The largest shifts in NLP over the past five years have been the shift to reliance on large pre-trained models (with the advent of the Transformer), followed by the shift to using generative rather than discriminative language models. These shifts each come with serious challenges for ensuring fairness in an NLP system. For the first, the relationship between fairness during pretraining and downstream applications is tenuous and understudied. This causes challenges for where to apply mitigations, and also causes logistical challenges because a different set of engineers creates the pretrained model and the application. For the second shift, generative systems are notoriously hard to evaluate for anything, with poor correlation between automatic metrics and humans, and low agreement scores even among humans.
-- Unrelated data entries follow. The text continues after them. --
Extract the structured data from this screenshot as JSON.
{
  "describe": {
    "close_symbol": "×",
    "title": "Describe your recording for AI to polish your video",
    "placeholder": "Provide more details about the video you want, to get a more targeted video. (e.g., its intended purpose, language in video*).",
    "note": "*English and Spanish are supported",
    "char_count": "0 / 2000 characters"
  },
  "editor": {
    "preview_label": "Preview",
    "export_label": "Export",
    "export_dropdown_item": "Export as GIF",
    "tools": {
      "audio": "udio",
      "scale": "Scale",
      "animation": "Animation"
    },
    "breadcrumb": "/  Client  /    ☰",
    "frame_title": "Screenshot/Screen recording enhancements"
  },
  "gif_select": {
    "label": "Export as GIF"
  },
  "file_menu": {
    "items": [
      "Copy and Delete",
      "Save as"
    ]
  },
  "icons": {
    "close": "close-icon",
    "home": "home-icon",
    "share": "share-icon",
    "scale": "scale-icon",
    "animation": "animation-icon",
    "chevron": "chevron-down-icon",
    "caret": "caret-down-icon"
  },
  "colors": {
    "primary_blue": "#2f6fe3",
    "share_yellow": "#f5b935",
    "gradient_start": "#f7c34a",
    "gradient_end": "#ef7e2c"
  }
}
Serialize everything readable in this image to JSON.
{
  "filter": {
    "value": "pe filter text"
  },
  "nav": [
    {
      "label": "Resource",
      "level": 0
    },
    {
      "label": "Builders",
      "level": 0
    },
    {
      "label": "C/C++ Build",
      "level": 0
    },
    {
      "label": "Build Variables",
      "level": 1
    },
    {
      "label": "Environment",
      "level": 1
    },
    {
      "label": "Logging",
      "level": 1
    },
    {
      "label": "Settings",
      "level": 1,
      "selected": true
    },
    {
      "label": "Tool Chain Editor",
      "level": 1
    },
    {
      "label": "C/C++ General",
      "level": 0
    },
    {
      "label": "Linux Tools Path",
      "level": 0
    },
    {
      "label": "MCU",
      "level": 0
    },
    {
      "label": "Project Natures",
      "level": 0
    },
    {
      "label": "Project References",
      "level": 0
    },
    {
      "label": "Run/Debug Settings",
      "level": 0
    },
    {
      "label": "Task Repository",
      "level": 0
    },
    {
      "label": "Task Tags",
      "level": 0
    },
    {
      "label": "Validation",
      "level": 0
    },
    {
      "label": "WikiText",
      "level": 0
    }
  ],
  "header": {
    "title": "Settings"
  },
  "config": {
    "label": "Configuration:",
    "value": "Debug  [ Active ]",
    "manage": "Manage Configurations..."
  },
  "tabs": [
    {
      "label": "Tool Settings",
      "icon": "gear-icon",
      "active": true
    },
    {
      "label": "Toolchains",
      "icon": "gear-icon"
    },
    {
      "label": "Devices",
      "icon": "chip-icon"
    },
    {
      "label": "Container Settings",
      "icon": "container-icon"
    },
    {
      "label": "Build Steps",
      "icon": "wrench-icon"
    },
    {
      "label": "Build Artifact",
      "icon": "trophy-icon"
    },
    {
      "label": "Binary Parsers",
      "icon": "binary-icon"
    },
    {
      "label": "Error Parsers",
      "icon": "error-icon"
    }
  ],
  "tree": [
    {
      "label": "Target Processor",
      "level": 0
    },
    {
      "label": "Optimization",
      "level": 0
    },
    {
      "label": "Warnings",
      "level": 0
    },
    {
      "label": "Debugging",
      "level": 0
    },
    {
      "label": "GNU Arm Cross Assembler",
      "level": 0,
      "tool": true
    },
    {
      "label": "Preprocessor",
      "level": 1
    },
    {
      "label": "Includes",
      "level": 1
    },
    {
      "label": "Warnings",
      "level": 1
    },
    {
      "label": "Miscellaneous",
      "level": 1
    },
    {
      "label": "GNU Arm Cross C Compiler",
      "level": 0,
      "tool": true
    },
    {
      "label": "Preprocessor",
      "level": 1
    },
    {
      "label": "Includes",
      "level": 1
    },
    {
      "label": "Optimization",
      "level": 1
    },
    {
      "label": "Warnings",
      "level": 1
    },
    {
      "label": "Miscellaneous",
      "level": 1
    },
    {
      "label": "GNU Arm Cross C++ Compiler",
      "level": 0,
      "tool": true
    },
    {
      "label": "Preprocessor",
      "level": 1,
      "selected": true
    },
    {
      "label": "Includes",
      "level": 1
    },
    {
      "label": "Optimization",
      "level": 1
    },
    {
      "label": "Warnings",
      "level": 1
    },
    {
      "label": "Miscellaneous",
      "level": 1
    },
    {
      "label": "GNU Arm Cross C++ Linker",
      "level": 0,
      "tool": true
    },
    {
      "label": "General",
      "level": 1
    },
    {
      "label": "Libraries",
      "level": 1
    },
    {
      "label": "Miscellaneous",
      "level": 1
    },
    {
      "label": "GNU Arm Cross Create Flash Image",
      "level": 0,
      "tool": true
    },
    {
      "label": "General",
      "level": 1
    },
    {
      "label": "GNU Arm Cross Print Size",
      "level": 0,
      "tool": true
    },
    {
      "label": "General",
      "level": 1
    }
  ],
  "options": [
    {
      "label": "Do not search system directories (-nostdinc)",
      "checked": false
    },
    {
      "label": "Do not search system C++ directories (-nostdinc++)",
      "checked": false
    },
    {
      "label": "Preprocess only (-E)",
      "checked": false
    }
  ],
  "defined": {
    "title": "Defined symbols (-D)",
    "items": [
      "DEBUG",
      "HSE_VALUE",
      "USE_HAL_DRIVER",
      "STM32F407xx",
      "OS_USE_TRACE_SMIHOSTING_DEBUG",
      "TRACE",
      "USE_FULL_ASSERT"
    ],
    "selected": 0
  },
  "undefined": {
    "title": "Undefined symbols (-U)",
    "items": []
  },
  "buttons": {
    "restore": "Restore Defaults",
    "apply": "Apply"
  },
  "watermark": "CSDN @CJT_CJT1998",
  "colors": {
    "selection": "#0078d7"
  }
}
In this talk, I'll present my own research into both of these areas, discuss an overview of current challenges, and make some suggestions for future promising directions of research.

Bio:

Seraphina Goldfarb-Tarrant is the Head of Safety at Cohere, where she works on both the practice and the theory of evaluating and mitigating harms from LLMs. She did her PhD under Adam Lopez in Fairness in Tranfer Learning for NLP, at the Institute for Language, Cognition, and Computation (ILCC) in the Informatics department at the University of Edinburgh. She did her MSc in NLP, with a focus on Natural Language Generation, at the University of Washington under Fei Xia in collaboration with Nanyun Peng. Her research interests include the intersection of fairness with robustness and generalisation, cross-lingual transfer, and causal analysis. She had an industry career before her PhD, where she worked at Google in Tokyo, NYC, and Shanghai. She also spent two years as a sailor in the North Sea.